Nijinsky became the company's star male dancer and Diaghilev's lover. Nijinsky's astounding talent and Diaghelev's star-making machine resulted in international fame for Nijinsky. His body was legendary, with short, powerful legs that performed amazing leaps, and long slender arms that captured a more feminine grace.
Above: Nijinsky in Chinese costume. At left Nijinsky on the Lido by Léon Bakst
In 1912 Nijinsky began choreographing his own ballets, including L'après-midi d'un faune (1912) and Jeux (1913). At the premier of Le Sacre du Printemps (1913) fights broke out in the audience out of shock and dismay at both Nijinsky's choreography and Igor Stravinsky's music. His most enduring moment was the scandal created as he performed his role in L'après-midi d'un faune (The Afternoon of a Faun), which culminated in self-pleasure.

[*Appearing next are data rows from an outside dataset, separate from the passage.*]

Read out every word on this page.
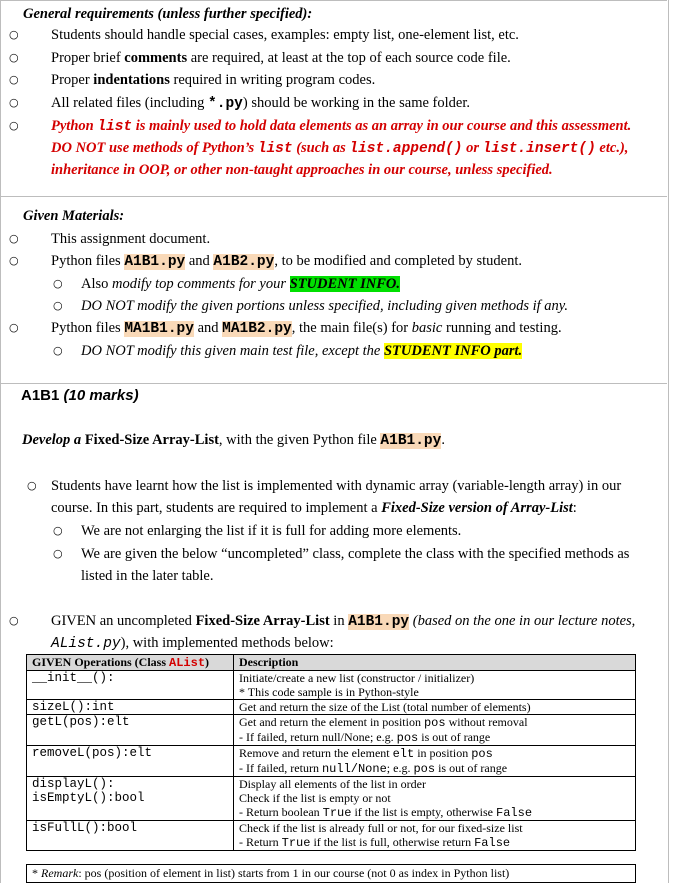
General requirements (unless further specified):
○ Students should handle special cases, examples: empty list, one-element list, etc.
○ Proper brief comments are required, at least at the top of each source code file.
○ Proper indentations required in writing program codes.
○ All related files (including *.py) should be working in the same folder.
○ Python list is mainly used to hold data elements as an array in our course and this assessment.
DO NOT use methods of Python’s list (such as list.append() or list.insert() etc.),
inheritance in OOP, or other non-taught approaches in our course, unless specified.
Given Materials:
○ This assignment document.
○ Python files A1B1.py and A1B2.py, to be modified and completed by student.
○ Also modify top comments for your STUDENT INFO.
○ DO NOT modify the given portions unless specified, including given methods if any.
○ Python files MA1B1.py and MA1B2.py, the main file(s) for basic running and testing.
○ DO NOT modify this given main test file, except the STUDENT INFO part.
A1B1 (10 marks)
Develop a Fixed-Size Array-List, with the given Python file A1B1.py.
○ Students have learnt how the list is implemented with dynamic array (variable-length array) in our
course. In this part, students are required to implement a Fixed-Size version of Array-List:
○ We are not enlarging the list if it is full for adding more elements.
○ We are given the below “uncompleted” class, complete the class with the specified methods as
listed in the later table.
○ GIVEN an uncompleted Fixed-Size Array-List in A1B1.py (based on the one in our lecture notes,
AList.py), with implemented methods below:
GIVEN Operations (Class AList)	Description
__init__():	Initiate/create a new list (constructor / initializer)
* This code sample is in Python-style

sizeL():int	Get and return the size of the List (total number of elements)
getL(pos):elt	Get and return the element in position pos without removal
- If failed, return null/None; e.g. pos is out of range

removeL(pos):elt	Remove and return the element elt in position pos
- If failed, return null/None; e.g. pos is out of range

displayL():	Display all elements of the list in order
isEmptyL():bool	Check if the list is empty or not
- Return boolean True if the list is empty, otherwise False

isFullL():bool	Check if the list is already full or not, for our fixed-size list
- Return True if the list is full, otherwise return False
* Remark: pos (position of element in list) starts from 1 in our course (not 0 as index in Python list)
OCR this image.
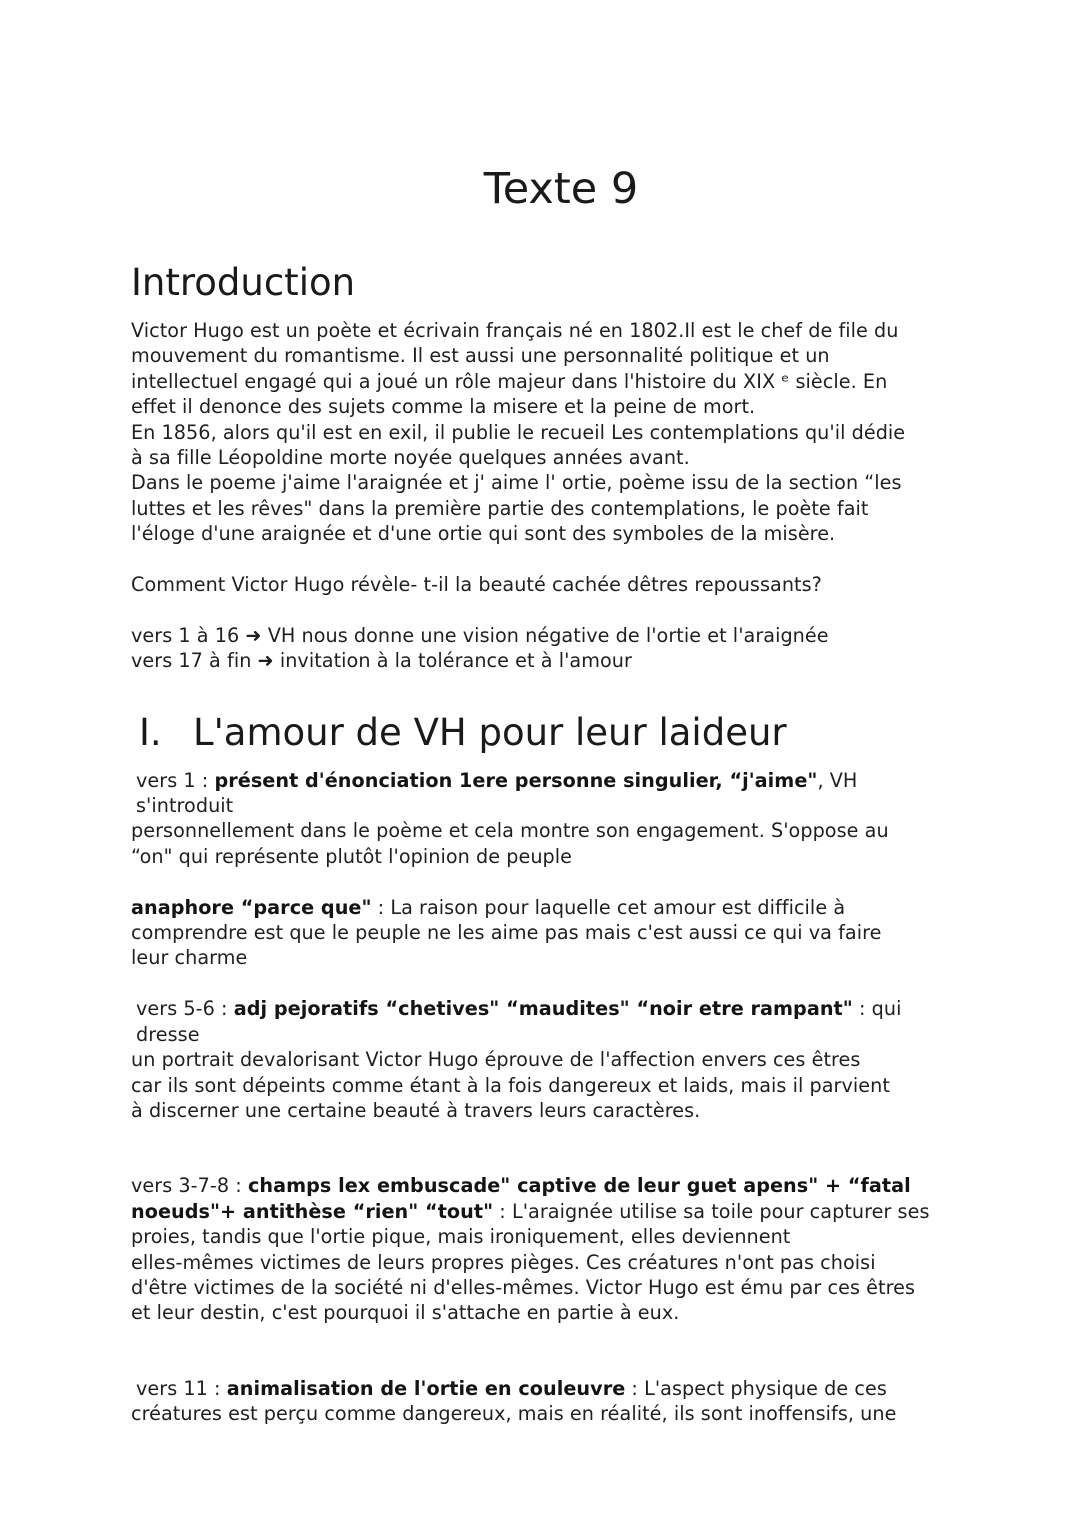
Texte 9
Introduction

Victor Hugo est un poète et écrivain français né en 1802.Il est le chef de file du

mouvement du romantisme. Il est aussi une personnalité politique et un

intellectuel engagé qui a joué un rôle majeur dans l'histoire du XIX ᵉ siècle. En

effet il denonce des sujets comme la misere et la peine de mort.

En 1856, alors qu'il est en exil, il publie le recueil Les contemplations qu'il dédie

à sa fille Léopoldine morte noyée quelques années avant.

Dans le poeme j'aime l'araignée et j' aime l' ortie, poème issu de la section “les

luttes et les rêves" dans la première partie des contemplations, le poète fait

l'éloge d'une araignée et d'une ortie qui sont des symboles de la misère.

Comment Victor Hugo révèle- t-il la beauté cachée dêtres repoussants?

vers 1 à 16 ➜ VH nous donne une vision négative de l'ortie et l'araignée

vers 17 à fin ➜ invitation à la tolérance et à l'amour

I. L'amour de VH pour leur laideur

vers 1 : présent d'énonciation 1ere personne singulier, “j'aime", VH s'introduit

personnellement dans le poème et cela montre son engagement. S'oppose au

“on" qui représente plutôt l'opinion de peuple

anaphore “parce que" : La raison pour laquelle cet amour est difficile à

comprendre est que le peuple ne les aime pas mais c'est aussi ce qui va faire

leur charme

vers 5-6 : adj pejoratifs “chetives" “maudites" “noir etre rampant" : qui dresse

un portrait devalorisant Victor Hugo éprouve de l'affection envers ces êtres

car ils sont dépeints comme étant à la fois dangereux et laids, mais il parvient

à discerner une certaine beauté à travers leurs caractères.

vers 3-7-8 : champs lex embuscade" captive de leur guet apens" + “fatal

noeuds"+ antithèse “rien" “tout" : L'araignée utilise sa toile pour capturer ses

proies, tandis que l'ortie pique, mais ironiquement, elles deviennent

elles-mêmes victimes de leurs propres pièges. Ces créatures n'ont pas choisi

d'être victimes de la société ni d'elles-mêmes. Victor Hugo est ému par ces êtres

et leur destin, c'est pourquoi il s'attache en partie à eux.

vers 11 : animalisation de l'ortie en couleuvre : L'aspect physique de ces

créatures est perçu comme dangereux, mais en réalité, ils sont inoffensifs, une
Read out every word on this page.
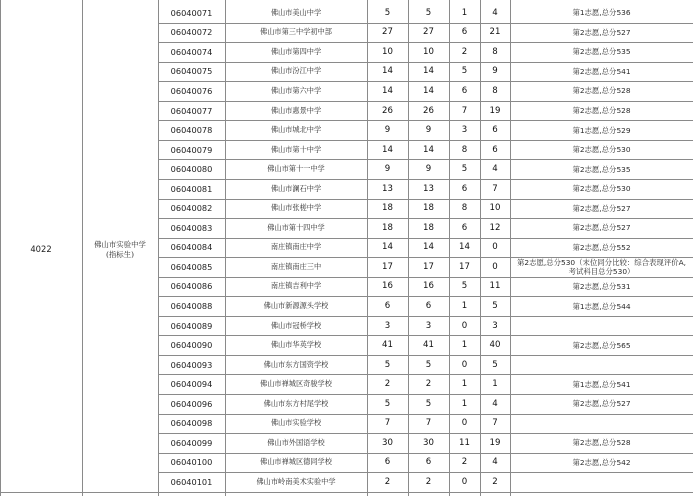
4022	佛山市实验中学
(指标生)
06040071	佛山市美山中学	5	5	1	4	第1志愿,总分536
06040072	佛山市第三中学初中部	27	27	6	21	第2志愿,总分527
06040074	佛山市第四中学	10	10	2	8	第2志愿,总分535
06040075	佛山市汾江中学	14	14	5	9	第2志愿,总分541
06040076	佛山市第六中学	14	14	6	8	第2志愿,总分528
06040077	佛山市惠景中学	26	26	7	19	第2志愿,总分528
06040078	佛山市城北中学	9	9	3	6	第1志愿,总分529
06040079	佛山市第十中学	14	14	8	6	第2志愿,总分530
06040080	佛山市第十一中学	9	9	5	4	第2志愿,总分535
06040081	佛山市澜石中学	13	13	6	7	第2志愿,总分530
06040082	佛山市张槎中学	18	18	8	10	第2志愿,总分527
06040083	佛山市第十四中学	18	18	6	12	第2志愿,总分527
06040084	南庄镇南庄中学	14	14	14	0	第2志愿,总分552
06040085	南庄镇南庄三中	17	17	17	0	第2志愿,总分530（末位同分比较：综合表现评价A,
考试科目总分530）
06040086	南庄镇吉利中学	16	16	5	11	第2志愿,总分531
06040088	佛山市新源源头学校	6	6	1	5	第1志愿,总分544
06040089	佛山市冠桥学校	3	3	0	3
06040090	佛山市华英学校	41	41	1	40	第2志愿,总分565
06040093	佛山市东方国资学校	5	5	0	5
06040094	佛山市禅城区奇骏学校	2	2	1	1	第1志愿,总分541
06040096	佛山市东方村尾学校	5	5	1	4	第2志愿,总分527
06040098	佛山市实验学校	7	7	0	7
06040099	佛山市外国语学校	30	30	11	19	第2志愿,总分528
06040100	佛山市禅城区德同学校	6	6	2	4	第2志愿,总分542
06040101	佛山市岭南美术实验中学	2	2	0	2
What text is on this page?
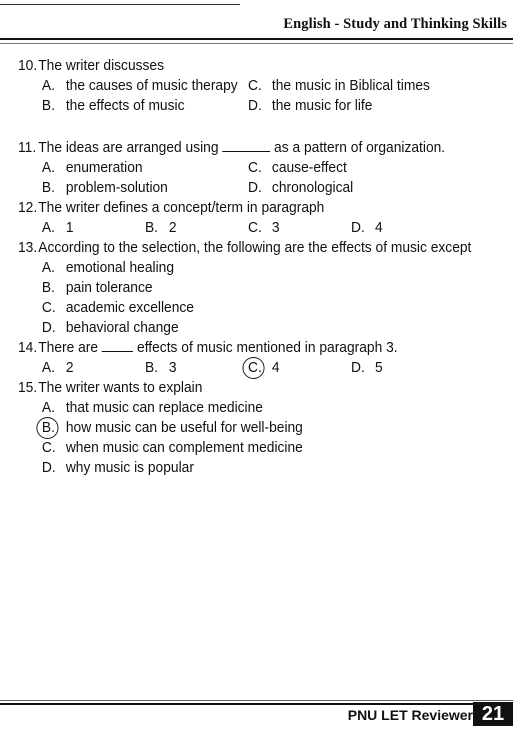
English - Study and Thinking Skills
10.The writer discusses
A. the causes of music therapy C. the music in Biblical times
B. the effects of music	D. the music for life
11. The ideas are arranged using	as a pattern of organization.
A. enumeration	C. cause-effect
B. problem-solution	D. chronological
12.The writer defines a concept/term in paragraph
A. 1	B. 2	C. 3	D. 4
13.According to the selection, the following are the effects of music except
A. emotional healing
B. pain tolerance
C. academic excellence
D. behavioral change
14.There are	effects of music mentioned in paragraph 3.
A. 2	B. 3	C. 4	D. 5
15.The writer wants to explain
A. that music can replace medicine
B. how music can be useful for well-being
C. when music can complement medicine
D. why music is popular
PNU LET Reviewer 21
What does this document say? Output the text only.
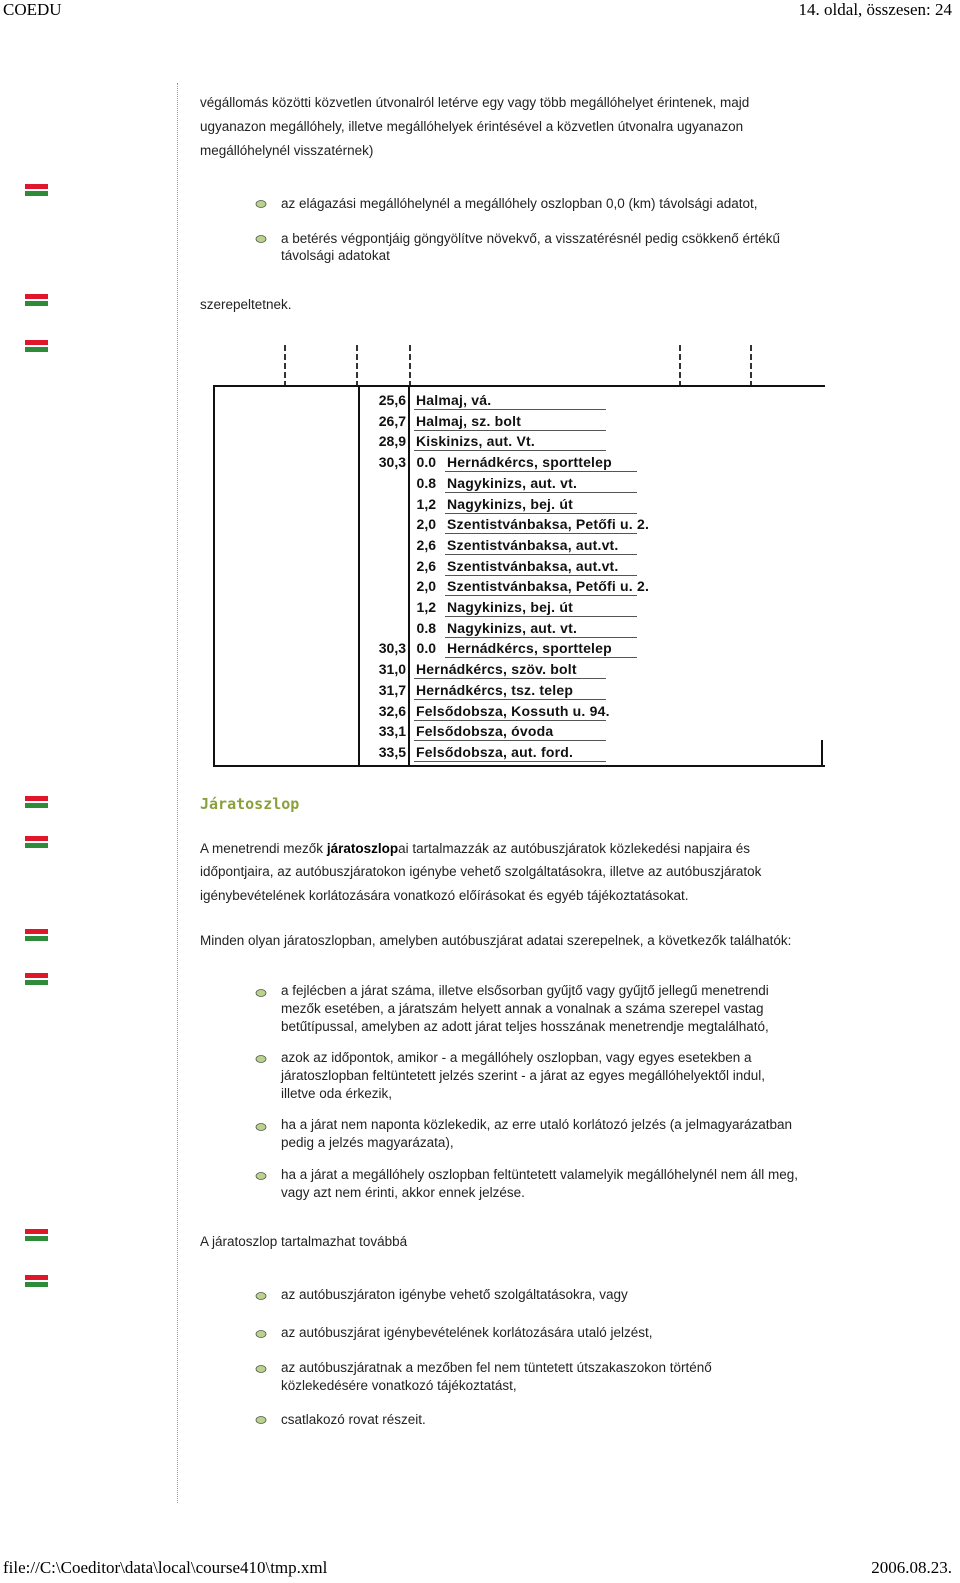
COEDU	14. oldal, összesen: 24
file://C:\Coeditor\data\local\course410\tmp.xml	2006.08.23.
végállomás közötti közvetlen útvonalról letérve egy vagy több megállóhelyet érintenek, majd
ugyanazon megállóhely, illetve megállóhelyek érintésével a közvetlen útvonalra ugyanazon
megállóhelynél visszatérnek)
az elágazási megállóhelynél a megállóhely oszlopban 0,0 (km) távolsági adatot,
a betérés végpontjáig göngyölítve növekvő, a visszatérésnél pedig csökkenő értékű
távolsági adatokat
szerepeltetnek.
25,6 Halmaj, vá.
26,7 Halmaj, sz. bolt
28,9 Kiskinizs, aut. Vt.
30,3 0.0 Hernádkércs, sporttelep
0.8 Nagykinizs, aut. vt.
1,2 Nagykinizs, bej. út
2,0 Szentistvánbaksa, Petőfi u. 2.
2,6 Szentistvánbaksa, aut.vt.
2,6 Szentistvánbaksa, aut.vt.
2,0 Szentistvánbaksa, Petőfi u. 2.
1,2 Nagykinizs, bej. út
0.8 Nagykinizs, aut. vt.
30,3 0.0 Hernádkércs, sporttelep
31,0 Hernádkércs, szöv. bolt
31,7 Hernádkércs, tsz. telep
32,6 Felsődobsza, Kossuth u. 94.
33,1 Felsődobsza, óvoda
33,5 Felsődobsza, aut. ford.
Járatoszlop
A menetrendi mezők járatoszlopai tartalmazzák az autóbuszjáratok közlekedési napjaira és
időpontjaira, az autóbuszjáratokon igénybe vehető szolgáltatásokra, illetve az autóbuszjáratok
igénybevételének korlátozására vonatkozó előírásokat és egyéb tájékoztatásokat.
Minden olyan járatoszlopban, amelyben autóbuszjárat adatai szerepelnek, a következők találhatók:
a fejlécben a járat száma, illetve elsősorban gyűjtő vagy gyűjtő jellegű menetrendi
mezők esetében, a járatszám helyett annak a vonalnak a száma szerepel vastag
betűtípussal, amelyben az adott járat teljes hosszának menetrendje megtalálható,
azok az időpontok, amikor - a megállóhely oszlopban, vagy egyes esetekben a
járatoszlopban feltüntetett jelzés szerint - a járat az egyes megállóhelyektől indul,
illetve oda érkezik,
ha a járat nem naponta közlekedik, az erre utaló korlátozó jelzés (a jelmagyarázatban
pedig a jelzés magyarázata),
ha a járat a megállóhely oszlopban feltüntetett valamelyik megállóhelynél nem áll meg,
vagy azt nem érinti, akkor ennek jelzése.
A járatoszlop tartalmazhat továbbá
az autóbuszjáraton igénybe vehető szolgáltatásokra, vagy
az autóbuszjárat igénybevételének korlátozására utaló jelzést,
az autóbuszjáratnak a mezőben fel nem tüntetett útszakaszokon történő
közlekedésére vonatkozó tájékoztatást,
csatlakozó rovat részeit.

Nijinsky married Hungarian Romola de Pulszky in 1913 while on tour with the company in South America. She had stalked Nijinsky. The marriage was a surprise as neither spoke the same language, but Nijinsky was already showing signs of mental deterioration that was to continue. Diaghilev immediately dismissed Nijinsky from the company. He was interned in Hungary during World War I under house arrest until 1916, finally being allowed to leave after intervention by Diaghilev, who wanted him to perform in an American tour.
Nijinsky became increasingly mentally unstable. After a tour of South America in 1917 the family settled in Switzerland, where his mental condition continued to deteriorate. The rest of his life was spent suffering from mental illness which incapacitated him beyond the ability to dance again in public. For a close-up look at a mind gone mad, read his diary, written in the last six weeks before he was committed to an asylum.